Part of this is just a matter of size, maturity, and expectations. There’s a certain Portlandia slackness on both sides of the equation. Some people hate the service at Pok Pok, whereas I love it, because Andy insists that everyone know how to pronounce everything, and what goes with what. The people who work at Pok Pok will tell you how to eat there. And some people don’t like it.

On the other hand, your restaurants have been very successful—they’re making money, and they’ve earned critical acclaim. What are your longer-term aspirations?

When people ask me, so, are you just going to own 50 percent of a bunch of marginally profitable restaurants? The first answer is, yes, and I’m proud of that. But I also hope that we have opportunities to develop ideas that can be real moneymakers. I think that portfolio is really compelling, and the opportunity in Portland is just immense. We can work with James Beard-nominated chefs. We’ve had restaurants on GQ’s Top Ten Restaurants in America list two years in a row—one is awesome, getting two is almost embarrassing. But I think it means our concepts are valid.

I really believe something special is happening in Portland. You hear about schools of thought in philosophy—the Vienna School, whatever. Things happen in isolated geographic locations over short periods of time. In food, you could look at Bocuse in Lyon in the ‘70s, or the movement that’s coming out of a small area in Spain now. In Portland, there’s a constantly raising level of quality that forces everyone to get better. Think about what’s happened in 10 years. It’s remarkable. Something you see here, which you don’t see elsewhere, is people trying to create something excellent in a little cart in a parking lot. Nong [of the acclaimed food cart Nong’s Khao Man Ghai, and partner in a future ChefStable project] worked for months to get one dish perfect and sell it out of an eight-by-six truck. Fifteen years ago, no one, anywhere in this country, thought that way.

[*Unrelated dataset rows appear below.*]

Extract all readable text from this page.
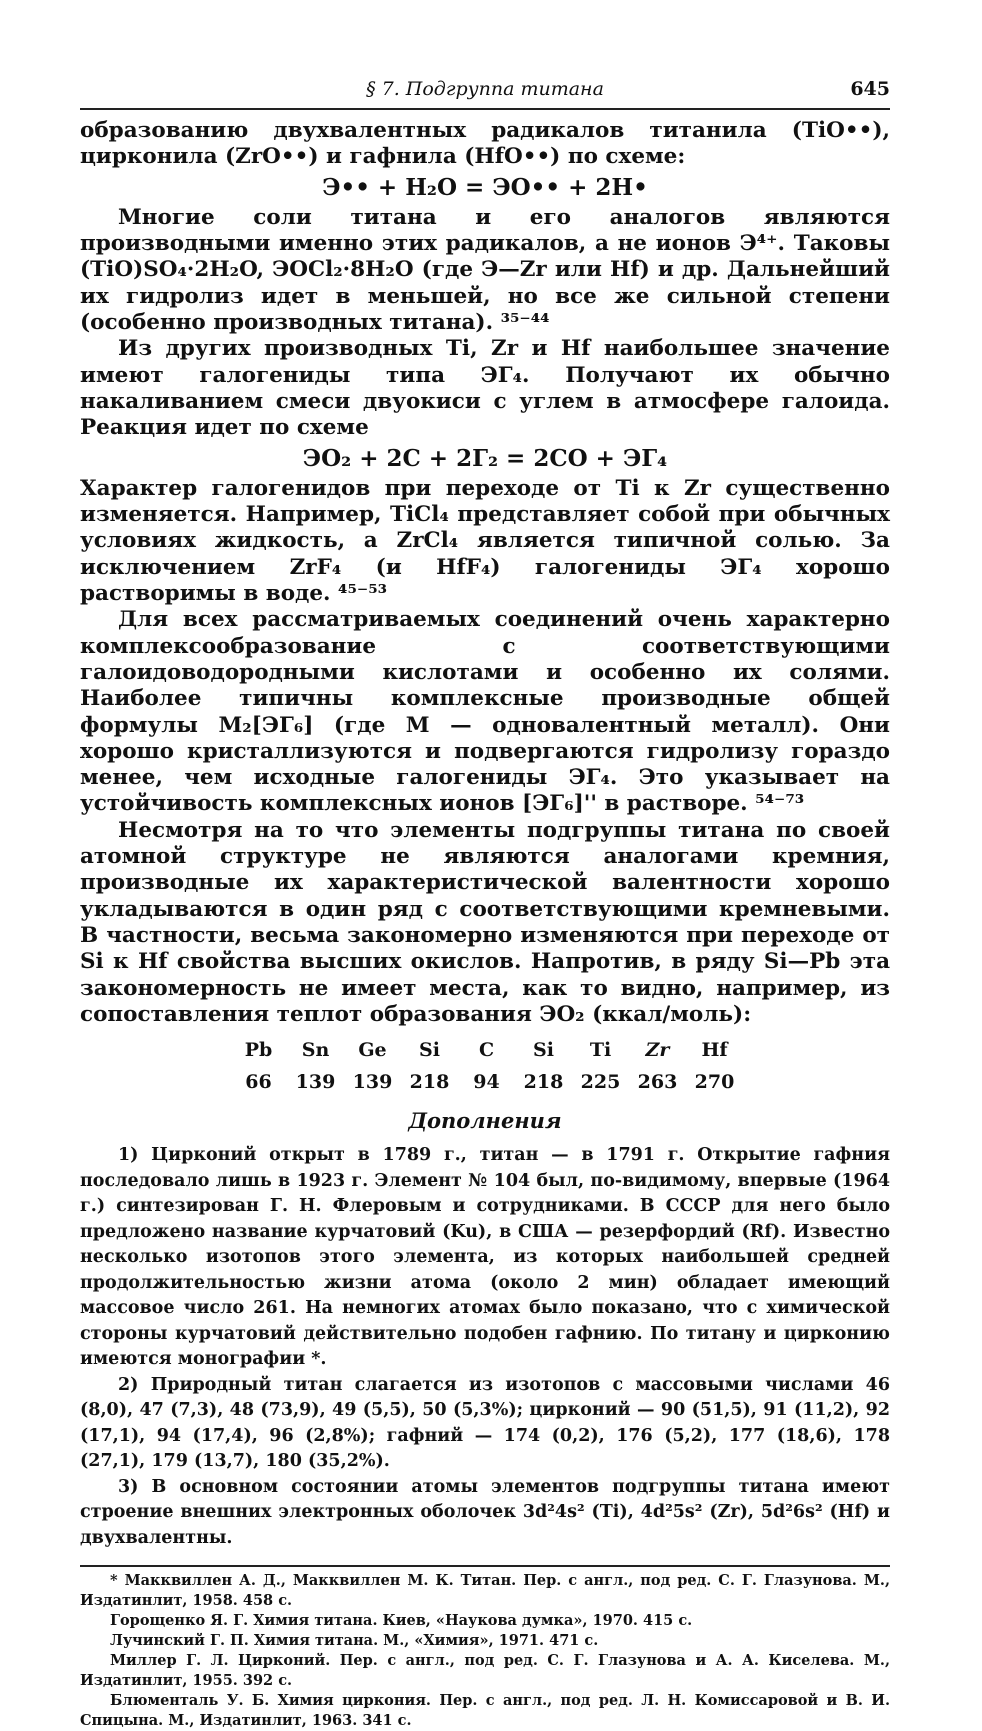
§ 7. Подгруппа титана	645

образованию двухвалентных радикалов титанила (TiO••), цирконила (ZrO••) и гафнила (HfO••) по схеме:

Э•• + H₂O = ЭО•• + 2H•

Многие соли титана и его аналогов являются производными именно этих радикалов, а не ионов Э⁴⁺. Таковы (TiO)SO₄·2H₂O, ЭOCl₂·8H₂O (где Э—Zr или Hf) и др. Дальнейший их гидролиз идет в меньшей, но все же сильной степени (особенно производных титана). ³⁵⁻⁴⁴

Из других производных Ti, Zr и Hf наибольшее значение имеют галогениды типа ЭГ₄. Получают их обычно накаливанием смеси двуокиси с углем в атмосфере галоида. Реакция идет по схеме

ЭО₂ + 2C + 2Г₂ = 2CO + ЭГ₄

Характер галогенидов при переходе от Ti к Zr существенно изменяется. Например, TiCl₄ представляет собой при обычных условиях жидкость, а ZrCl₄ является типичной солью. За исключением ZrF₄ (и HfF₄) галогениды ЭГ₄ хорошо растворимы в воде. ⁴⁵⁻⁵³

Для всех рассматриваемых соединений очень характерно комплексообразование с соответствующими галоидоводородными кислотами и особенно их солями. Наиболее типичны комплексные производные общей формулы M₂[ЭГ₆] (где M — одновалентный металл). Они хорошо кристаллизуются и подвергаются гидролизу гораздо менее, чем исходные галогениды ЭГ₄. Это указывает на устойчивость комплексных ионов [ЭГ₆]'' в растворе. ⁵⁴⁻⁷³

Несмотря на то что элементы подгруппы титана по своей атомной структуре не являются аналогами кремния, производные их характеристической валентности хорошо укладываются в один ряд с соответствующими кремневыми. В частности, весьма закономерно изменяются при переходе от Si к Hf свойства высших окислов. Напротив, в ряду Si—Pb эта закономерность не имеет места, как то видно, например, из сопоставления теплот образования ЭО₂ (ккал/моль):

Pb	Sn	Ge	Si	C	Si	Ti	Zr	Hf
66	139 139 218	94	218 225 263 270
Дополнения

1) Цирконий открыт в 1789 г., титан — в 1791 г. Открытие гафния последовало лишь в 1923 г. Элемент № 104 был, по-видимому, впервые (1964 г.) синтезирован Г. Н. Флеровым и сотрудниками. В СССР для него было предложено название курчатовий (Ku), в США — резерфордий (Rf). Известно несколько изотопов этого элемента, из которых наибольшей средней продолжительностью жизни атома (около 2 мин) обладает имеющий массовое число 261. На немногих атомах было показано, что с химической стороны курчатовий действительно подобен гафнию. По титану и цирконию имеются монографии *.

2) Природный титан слагается из изотопов с массовыми числами 46 (8,0), 47 (7,3), 48 (73,9), 49 (5,5), 50 (5,3%); цирконий — 90 (51,5), 91 (11,2), 92 (17,1), 94 (17,4), 96 (2,8%); гафний — 174 (0,2), 176 (5,2), 177 (18,6), 178 (27,1), 179 (13,7), 180 (35,2%).

3) В основном состоянии атомы элементов подгруппы титана имеют строение внешних электронных оболочек 3d²4s² (Ti), 4d²5s² (Zr), 5d²6s² (Hf) и двухвалентны.

* Макквиллен А. Д., Макквиллен М. К. Титан. Пер. с англ., под ред. С. Г. Глазунова. М., Издатинлит, 1958. 458 с.

Горощенко Я. Г. Химия титана. Киев, «Наукова думка», 1970. 415 с.

Лучинский Г. П. Химия титана. М., «Химия», 1971. 471 с.

Миллер Г. Л. Цирконий. Пер. с англ., под ред. С. Г. Глазунова и А. А. Киселева. М., Издатинлит, 1955. 392 с.

Блюменталь У. Б. Химия циркония. Пер. с англ., под ред. Л. Н. Комиссаровой и В. И. Спицына. М., Издатинлит, 1963. 341 с.
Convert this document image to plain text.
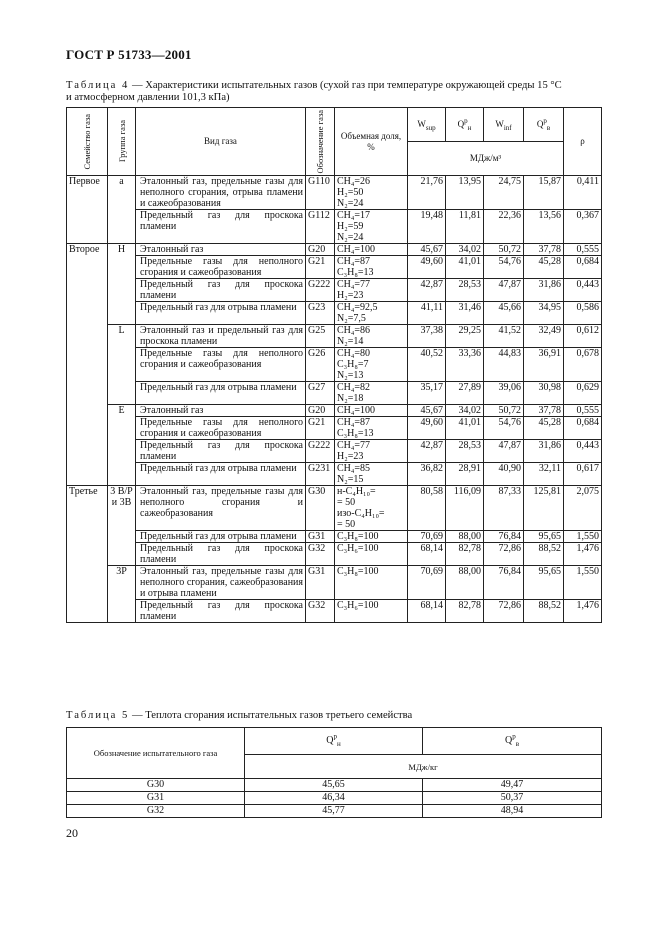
ГОСТ Р 51733—2001
Таблица 4 — Характеристики испытательных газов (сухой газ при температуре окружающей среды 15 °С
и атмосферном давлении 101,3 кПа)
Семейство газа	Группа газа	Вид газа	Обозначение газа	Объемная доля, %	$W_{sup}$	$Q^р_н$	$W_{inf}$	$Q^р_в$	ρ
					МДж/м³				
Первое	а	Эталонный газ, предельные газы для неполного сгорания, отрыва пламени и сажеобразования	G110	CH₄=26
H₂=50
N₂=24	21,76	13,95	24,75	15,87	0,411
		Предельный газ для проскока пламени	G112	CH₄=17
H₂=59
N₂=24	19,48	11,81	22,36	13,56	0,367
Второе	Н	Эталонный газ	G20	CH₄=100	45,67	34,02	50,72	37,78	0,555
		Предельные газы для неполного сгорания и сажеобразования	G21	CH₄=87
C₃H₈=13	49,60	41,01	54,76	45,28	0,684
		Предельный газ для проскока пламени	G222	CH₄=77
H₂=23	42,87	28,53	47,87	31,86	0,443
		Предельный газ для отрыва пламени	G23	CH₄=92,5
N₂=7,5	41,11	31,46	45,66	34,95	0,586
	L	Эталонный газ и предельный газ для проскока пламени	G25	CH₄=86
N₂=14	37,38	29,25	41,52	32,49	0,612
		Предельные газы для неполного сгорания и сажеобразования	G26	CH₄=80
C₃H₈=7
N₂=13	40,52	33,36	44,83	36,91	0,678
		Предельный газ для отрыва пламени	G27	CH₄=82
N₂=18	35,17	27,89	39,06	30,98	0,629
	Е	Эталонный газ	G20	CH₄=100	45,67	34,02	50,72	37,78	0,555
		Предельные газы для неполного сгорания и сажеобразования	G21	CH₄=87
C₃H₈=13	49,60	41,01	54,76	45,28	0,684
		Предельный газ для проскока пламени	G222	CH₄=77
H₂=23	42,87	28,53	47,87	31,86	0,443
		Предельный газ для отрыва пламени	G231	CH₄=85
N₂=15	36,82	28,91	40,90	32,11	0,617
Третье	3 В/Р и 3В	Эталонный газ, предельные газы для неполного сгорания и сажеобразования	G30	н-C₄H₁₀=
= 50
изо-C₄H₁₀=
= 50	80,58	116,09	87,33	125,81	2,075
		Предельный газ для отрыва пламени	G31	C₃H₈=100	70,69	88,00	76,84	95,65	1,550
		Предельный газ для проскока пламени	G32	C₃H₆=100	68,14	82,78	72,86	88,52	1,476
	3Р	Эталонный газ, предельные газы для неполного сгорания, сажеобразования и отрыва пламени	G31	C₃H₈=100	70,69	88,00	76,84	95,65	1,550
		Предельный газ для проскока пламени	G32	C₃H₆=100	68,14	82,78	72,86	88,52	1,476
Таблица 5 — Теплота сгорания испытательных газов третьего семейства
Обозначение испытательного газа	$Q^р_н$	$Q^р_в$
	МДж/кг	
G30	45,65	49,47
G31	46,34	50,37
G32	45,77	48,94
20
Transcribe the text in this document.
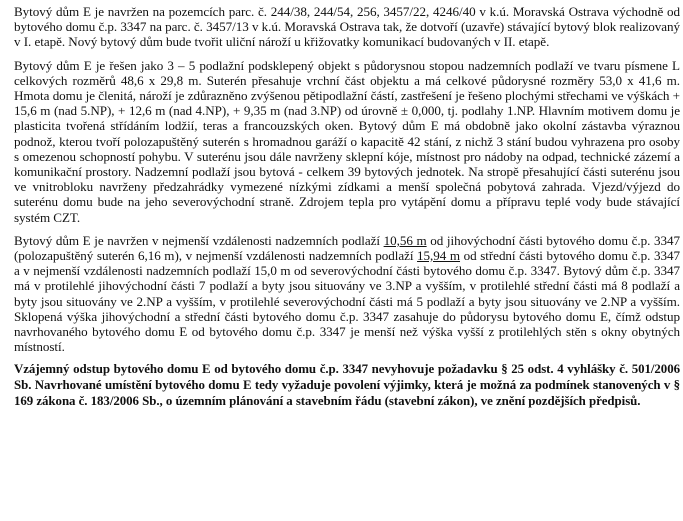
Bytový dům E je navržen na pozemcích parc. č. 244/38, 244/54, 256, 3457/22, 4246/40 v k.ú. Moravská Ostrava východně od bytového domu č.p. 3347 na parc. č. 3457/13 v k.ú. Moravská Ostrava tak, že dotvoří (uzavře) stávající bytový blok realizovaný v I. etapě. Nový bytový dům bude tvořit uliční nároží u křižovatky komunikací budovaných v II. etapě.

Bytový dům E je řešen jako 3 – 5 podlažní podsklepený objekt s půdorysnou stopou nadzemních podlaží ve tvaru písmene L celkových rozměrů 48,6 x 29,8 m. Suterén přesahuje vrchní část objektu a má celkové půdorysné rozměry 53,0 x 41,6 m. Hmota domu je členitá, nároží je zdůrazněno zvýšenou pětipodlažní částí, zastřešení je řešeno plochými střechami ve výškách + 15,6 m (nad 5.NP), + 12,6 m (nad 4.NP), + 9,35 m (nad 3.NP) od úrovně ± 0,000, tj. podlahy 1.NP. Hlavním motivem domu je plasticita tvořená střídáním lodžií, teras a francouzských oken. Bytový dům E má obdobně jako okolní zástavba výraznou podnož, kterou tvoří polozapuštěný suterén s hromadnou garáží o kapacitě 42 stání, z nichž 3 stání budou vyhrazena pro osoby s omezenou schopností pohybu. V suterénu jsou dále navrženy sklepní kóje, místnost pro nádoby na odpad, technické zázemí a komunikační prostory. Nadzemní podlaží jsou bytová - celkem 39 bytových jednotek. Na stropě přesahující části suterénu jsou ve vnitrobloku navrženy předzahrádky vymezené nízkými zídkami a menší společná pobytová zahrada. Vjezd/výjezd do suterénu domu bude na jeho severovýchodní straně. Zdrojem tepla pro vytápění domu a přípravu teplé vody bude stávající systém CZT.

Bytový dům E je navržen v nejmenší vzdálenosti nadzemních podlaží 10,56 m od jihovýchodní části bytového domu č.p. 3347 (polozapuštěný suterén 6,16 m), v nejmenší vzdálenosti nadzemních podlaží 15,94 m od střední části bytového domu č.p. 3347 a v nejmenší vzdálenosti nadzemních podlaží 15,0 m od severovýchodní části bytového domu č.p. 3347. Bytový dům č.p. 3347 má v protilehlé jihovýchodní části 7 podlaží a byty jsou situovány ve 3.NP a vyšším, v protilehlé střední části má 8 podlaží a byty jsou situovány ve 2.NP a vyšším, v protilehlé severovýchodní části má 5 podlaží a byty jsou situovány ve 2.NP a vyšším. Sklopená výška jihovýchodní a střední části bytového domu č.p. 3347 zasahuje do půdorysu bytového domu E, čímž odstup navrhovaného bytového domu E od bytového domu č.p. 3347 je menší než výška vyšší z protilehlých stěn s okny obytných místností.

Vzájemný odstup bytového domu E od bytového domu č.p. 3347 nevyhovuje požadavku § 25 odst. 4 vyhlášky č. 501/2006 Sb. Navrhované umístění bytového domu E tedy vyžaduje povolení výjimky, která je možná za podmínek stanovených v § 169 zákona č. 183/2006 Sb., o územním plánování a stavebním řádu (stavební zákon), ve znění pozdějších předpisů.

There is so much kitchen talent in this town—so many talented people moving here. At times, I’m like, what are you doing? Kim and Thomas Boyce—he ran Spago for nine years. He’s going to come to Portland and open a restaurant? He could be doing something radically different, but he wants to be part of what’s happening here.

So great food concepts will come out of Portland. In the next decade, major things will come out of here. There already are—you can look at Stumptown Coffee as a hint as to what can happen. Andy could take Pok Pok out into 50 cities—it would be a nightmare for him, but he could do it. Pok Pok doesn’t exist anywhere else, and people are jealous. What we’re going to do with Nong—that could go elsewhere. I think something is very important here, and I don’t know how long it will stay, but as investors, we have an opportunity to get involved with ideas that could become national ideas.